Мы все равно ни бельмеса не смыслим ни в том ни в другом языке.

Осадив коня, к нам пристраивается Меченый, потом Кулак, потом Рыжий Малыш.

— Тут, никак, свальное гульбище намечается? Еле поспели.

Рыжий Малыш гогочет.

Наемники формируют из клиньев колонну. Похоже, они знают, что делают. Вооруженные копьями в семь локтей длиной, с полощущимися у наконечников вымпелами, всадники по болотистой узкой низине рысят к высоким, похожим на погребальные курганы холмам. Поле битвы, вернее, то место, которому предстоит стать полем битвы, лежит там — за ними. Мы огибаем один из холмов и оказываемся на открытом пространстве.

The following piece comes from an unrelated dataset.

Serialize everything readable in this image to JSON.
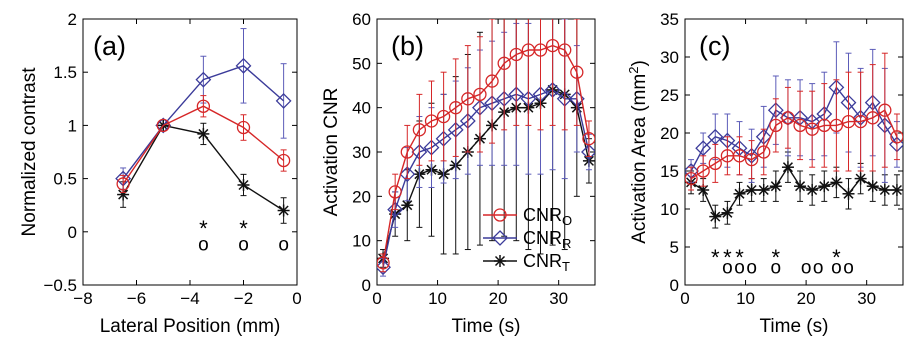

Вовсю валит снег. Холод такой, словно нас разом вморозили в лед. Но где же враг? Видимость ухудшается, причем так резко, что фигуры движущихся впереди конников превращаются в почти неразличимые пятна. А на таком ветру, да еще при таком снегопаде, не слышны никакие команды.

Где Александр?

Где Спитамен?

Обычно в столь затруднительных ситуациях меня поначалу охватывает недоумение, сменяющееся чуть позже смятением, перерастающим в страх. Недоумение ощущается и сейчас, однако смятением или страхом не пахнет. Я только озираюсь по сторонам в поисках Луки. Лишь бы с ним все обошлось, лишь бы он был в порядке, все остальное мало что значит.

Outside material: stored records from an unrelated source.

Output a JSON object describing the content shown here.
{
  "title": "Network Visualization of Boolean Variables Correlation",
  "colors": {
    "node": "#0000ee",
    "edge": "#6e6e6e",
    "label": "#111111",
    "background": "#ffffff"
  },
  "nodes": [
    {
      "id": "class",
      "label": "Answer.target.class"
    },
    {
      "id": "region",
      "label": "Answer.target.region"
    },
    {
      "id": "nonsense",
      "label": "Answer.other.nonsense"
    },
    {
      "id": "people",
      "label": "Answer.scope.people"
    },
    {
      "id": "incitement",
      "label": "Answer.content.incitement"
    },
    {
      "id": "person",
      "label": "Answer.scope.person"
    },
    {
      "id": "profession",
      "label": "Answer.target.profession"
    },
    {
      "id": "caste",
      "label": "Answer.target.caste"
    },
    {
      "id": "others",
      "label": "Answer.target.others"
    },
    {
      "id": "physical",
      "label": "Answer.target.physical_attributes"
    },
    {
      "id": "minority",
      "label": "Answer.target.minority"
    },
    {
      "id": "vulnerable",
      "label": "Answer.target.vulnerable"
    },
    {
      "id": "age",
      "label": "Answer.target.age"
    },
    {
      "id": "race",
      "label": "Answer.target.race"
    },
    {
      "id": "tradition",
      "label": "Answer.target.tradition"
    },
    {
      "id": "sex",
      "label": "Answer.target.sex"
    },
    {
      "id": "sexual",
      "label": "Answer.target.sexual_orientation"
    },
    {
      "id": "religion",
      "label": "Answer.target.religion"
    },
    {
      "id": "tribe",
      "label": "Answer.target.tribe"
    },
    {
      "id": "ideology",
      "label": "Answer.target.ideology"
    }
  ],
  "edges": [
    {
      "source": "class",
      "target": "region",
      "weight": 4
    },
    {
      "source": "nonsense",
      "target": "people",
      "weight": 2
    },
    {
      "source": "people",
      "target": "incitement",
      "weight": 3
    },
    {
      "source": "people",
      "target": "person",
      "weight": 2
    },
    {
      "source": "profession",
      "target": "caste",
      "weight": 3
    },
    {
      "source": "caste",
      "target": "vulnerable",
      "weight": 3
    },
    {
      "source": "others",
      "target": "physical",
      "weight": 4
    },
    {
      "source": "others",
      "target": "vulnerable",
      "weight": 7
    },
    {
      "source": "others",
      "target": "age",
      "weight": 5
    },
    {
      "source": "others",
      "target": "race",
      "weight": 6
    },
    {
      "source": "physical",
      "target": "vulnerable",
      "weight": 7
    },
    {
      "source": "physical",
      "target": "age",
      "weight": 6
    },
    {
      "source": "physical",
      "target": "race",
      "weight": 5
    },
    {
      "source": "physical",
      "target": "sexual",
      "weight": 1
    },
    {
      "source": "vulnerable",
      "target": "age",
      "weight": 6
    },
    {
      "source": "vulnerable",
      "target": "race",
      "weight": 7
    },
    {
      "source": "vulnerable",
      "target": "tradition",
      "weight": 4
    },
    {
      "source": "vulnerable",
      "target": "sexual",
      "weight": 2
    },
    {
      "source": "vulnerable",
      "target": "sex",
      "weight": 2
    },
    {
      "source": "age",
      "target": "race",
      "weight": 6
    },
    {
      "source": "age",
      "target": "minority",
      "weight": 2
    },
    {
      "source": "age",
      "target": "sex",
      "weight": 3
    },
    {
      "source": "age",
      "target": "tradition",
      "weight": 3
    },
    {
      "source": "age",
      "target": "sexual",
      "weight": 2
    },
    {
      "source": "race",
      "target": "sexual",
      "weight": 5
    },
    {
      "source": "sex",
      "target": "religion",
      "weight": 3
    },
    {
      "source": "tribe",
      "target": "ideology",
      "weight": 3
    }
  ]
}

Мы следуем за наемниками. Колонна отклоняется вправо. Курганы теперь совсем рядом, они нависают над правым плечом. Слева от нас чашей уходит вниз широкая, занесенная снегом долина. Подразделения легкой пехоты одно за одним неторопливо выстраиваются на ближнем к нам склоне. Порой линии спутываются, и солдаты чехвостят друг друга не хуже базарных рыботорговок. Снежная завеса опадает: теперь войска на виду, но со слышимостью по-прежнему плоховато. Почва под копытами моей лошадки твердая, как гранит, и скользкая, как полированный мрамор.

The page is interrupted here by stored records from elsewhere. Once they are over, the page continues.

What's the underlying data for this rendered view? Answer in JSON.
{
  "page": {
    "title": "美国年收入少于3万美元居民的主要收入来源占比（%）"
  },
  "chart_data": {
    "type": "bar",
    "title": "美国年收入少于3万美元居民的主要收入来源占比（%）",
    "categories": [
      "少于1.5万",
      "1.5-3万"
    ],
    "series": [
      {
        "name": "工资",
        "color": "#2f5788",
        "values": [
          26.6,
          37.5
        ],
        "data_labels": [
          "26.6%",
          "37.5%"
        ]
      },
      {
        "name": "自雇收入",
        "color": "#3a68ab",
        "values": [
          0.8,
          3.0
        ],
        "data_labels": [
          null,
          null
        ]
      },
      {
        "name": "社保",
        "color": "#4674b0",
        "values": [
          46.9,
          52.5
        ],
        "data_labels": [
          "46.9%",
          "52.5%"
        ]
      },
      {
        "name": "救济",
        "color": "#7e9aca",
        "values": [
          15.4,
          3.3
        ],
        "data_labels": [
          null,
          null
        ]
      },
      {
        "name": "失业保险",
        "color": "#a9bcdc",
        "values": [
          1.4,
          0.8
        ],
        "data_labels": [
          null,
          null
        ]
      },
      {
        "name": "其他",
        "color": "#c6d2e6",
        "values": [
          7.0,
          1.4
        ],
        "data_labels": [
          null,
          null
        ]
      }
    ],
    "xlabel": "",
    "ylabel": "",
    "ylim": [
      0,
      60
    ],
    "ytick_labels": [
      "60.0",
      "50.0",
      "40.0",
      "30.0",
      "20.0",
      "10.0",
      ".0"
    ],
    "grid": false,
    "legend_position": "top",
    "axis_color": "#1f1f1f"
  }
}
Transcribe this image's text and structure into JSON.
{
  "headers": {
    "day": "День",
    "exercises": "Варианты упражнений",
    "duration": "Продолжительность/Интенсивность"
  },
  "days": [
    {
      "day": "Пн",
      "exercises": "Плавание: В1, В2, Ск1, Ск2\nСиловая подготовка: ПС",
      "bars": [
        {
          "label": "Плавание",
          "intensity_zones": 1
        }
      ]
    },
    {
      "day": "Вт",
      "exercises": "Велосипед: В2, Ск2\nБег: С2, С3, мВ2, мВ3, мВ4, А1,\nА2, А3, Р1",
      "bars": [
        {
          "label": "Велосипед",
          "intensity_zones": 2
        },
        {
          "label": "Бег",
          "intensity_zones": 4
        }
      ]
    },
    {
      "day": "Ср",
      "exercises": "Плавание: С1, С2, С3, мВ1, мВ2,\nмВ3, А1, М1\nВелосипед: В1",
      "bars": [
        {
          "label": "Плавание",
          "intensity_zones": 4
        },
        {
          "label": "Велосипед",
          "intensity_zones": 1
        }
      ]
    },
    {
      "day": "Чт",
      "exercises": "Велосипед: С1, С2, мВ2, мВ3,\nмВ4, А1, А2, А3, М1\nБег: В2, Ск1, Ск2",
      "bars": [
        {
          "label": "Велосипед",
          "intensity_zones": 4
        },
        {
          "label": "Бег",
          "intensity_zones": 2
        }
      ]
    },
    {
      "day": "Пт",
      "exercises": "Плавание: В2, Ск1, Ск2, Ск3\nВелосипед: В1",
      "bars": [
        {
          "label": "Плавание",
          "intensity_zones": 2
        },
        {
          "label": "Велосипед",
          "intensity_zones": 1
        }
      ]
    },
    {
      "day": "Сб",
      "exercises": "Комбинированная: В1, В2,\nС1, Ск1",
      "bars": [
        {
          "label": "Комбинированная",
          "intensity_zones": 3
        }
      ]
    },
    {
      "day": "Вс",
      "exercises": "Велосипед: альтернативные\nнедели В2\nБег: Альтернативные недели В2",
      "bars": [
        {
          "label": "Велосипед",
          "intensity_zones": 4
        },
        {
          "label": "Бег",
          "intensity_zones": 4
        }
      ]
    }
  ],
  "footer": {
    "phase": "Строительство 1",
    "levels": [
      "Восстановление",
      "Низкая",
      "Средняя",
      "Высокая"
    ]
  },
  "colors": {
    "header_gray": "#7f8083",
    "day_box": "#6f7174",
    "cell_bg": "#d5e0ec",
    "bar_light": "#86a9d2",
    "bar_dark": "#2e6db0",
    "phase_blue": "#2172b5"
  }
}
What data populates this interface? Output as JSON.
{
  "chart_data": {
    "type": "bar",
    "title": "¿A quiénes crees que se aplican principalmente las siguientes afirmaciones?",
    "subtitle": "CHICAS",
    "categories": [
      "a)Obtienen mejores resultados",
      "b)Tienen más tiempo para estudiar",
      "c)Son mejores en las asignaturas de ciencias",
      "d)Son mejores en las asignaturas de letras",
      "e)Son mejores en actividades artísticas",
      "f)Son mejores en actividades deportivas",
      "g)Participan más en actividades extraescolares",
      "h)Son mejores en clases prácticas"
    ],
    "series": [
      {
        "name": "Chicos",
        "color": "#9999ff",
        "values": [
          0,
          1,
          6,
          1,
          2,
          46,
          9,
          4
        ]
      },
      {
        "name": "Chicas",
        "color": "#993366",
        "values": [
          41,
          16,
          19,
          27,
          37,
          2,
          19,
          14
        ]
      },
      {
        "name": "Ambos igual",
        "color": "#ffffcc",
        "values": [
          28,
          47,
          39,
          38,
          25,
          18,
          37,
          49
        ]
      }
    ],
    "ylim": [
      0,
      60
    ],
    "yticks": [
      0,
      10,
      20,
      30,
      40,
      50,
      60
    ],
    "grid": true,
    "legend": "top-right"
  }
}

Впоследствии историки разобъяснят всем желающим, что Спитамен просто не мог не оказаться именно здесь и именно в столь не подходящее для себя время. Что Александр обложил Волка своими опорными пунктами, как флажками, не оставив ему ни убежища, ни пространства для маневрирования. Все это сущая правда. Волка отрезали от баз снабжения, а прятаться и голодать его пылкие союзники не привыкли. Сама мысль о том не могла прийтись им по нраву. Массагет без рискованных вылазок и добычи не массагет. Спитамен хорошо понимает, что затяжная тактика уклонения от сражений отвратит от него этих разбойников, а заодно и даанов, и саков. Они рассеются по степи, чтобы уже никогда больше не откликнуться на его зов.

Волк в безвыходном положении. Он должен дать бой. Он знает, что Александр хочет именно этого. Он знает, что Александр делает все возможное, чтобы события не пошли по иному пути. Он также знает, что, как только афганцы выступят на позиции, завоеватель со всеми имеющимися у него под рукой силами тут же ринется к ним.

Что ж, будь что будет.

Битва так битва.

Она, по крайней мере, расставит все по местам.

Колонна наемников, которым мы приданы, поворачивает налево. Мы следуем за ними. Всадники рассредоточиваются за легкой пехотой, образуя у нее в тылу нечто вроде второго фронта. Маневр завершается поворотом «все разом», еще именуемым «лаконийским». Получается это у наемников лихо, как у наездников на скачках, огибающих знаковый столб или камень. Комья земли, взрытой копытами лошадей, летят во все стороны.

— Что тут вообще делается? — кричит мне Меченый сквозь пургу и свист ветра.

— Не бери в голову. Просто повторяй все за этими мудозвонами, — кричу я в ответ, поскольку тоже мало что понимаю.

Довольно внушительные конные силы выстраиваются на ободе снежной чаши позади длинных пехотных шеренг. Наше подразделение теперь оказывается на краю плотного флангового крыла, каппадокийцы с фригийцами прижаты к нам справа. Все придерживают коней. Внизу, в полумиле от нашей позиции, маки уже стакнулись с базами. Сама схватка с высоты не видна, но звуки ее до нас долетают.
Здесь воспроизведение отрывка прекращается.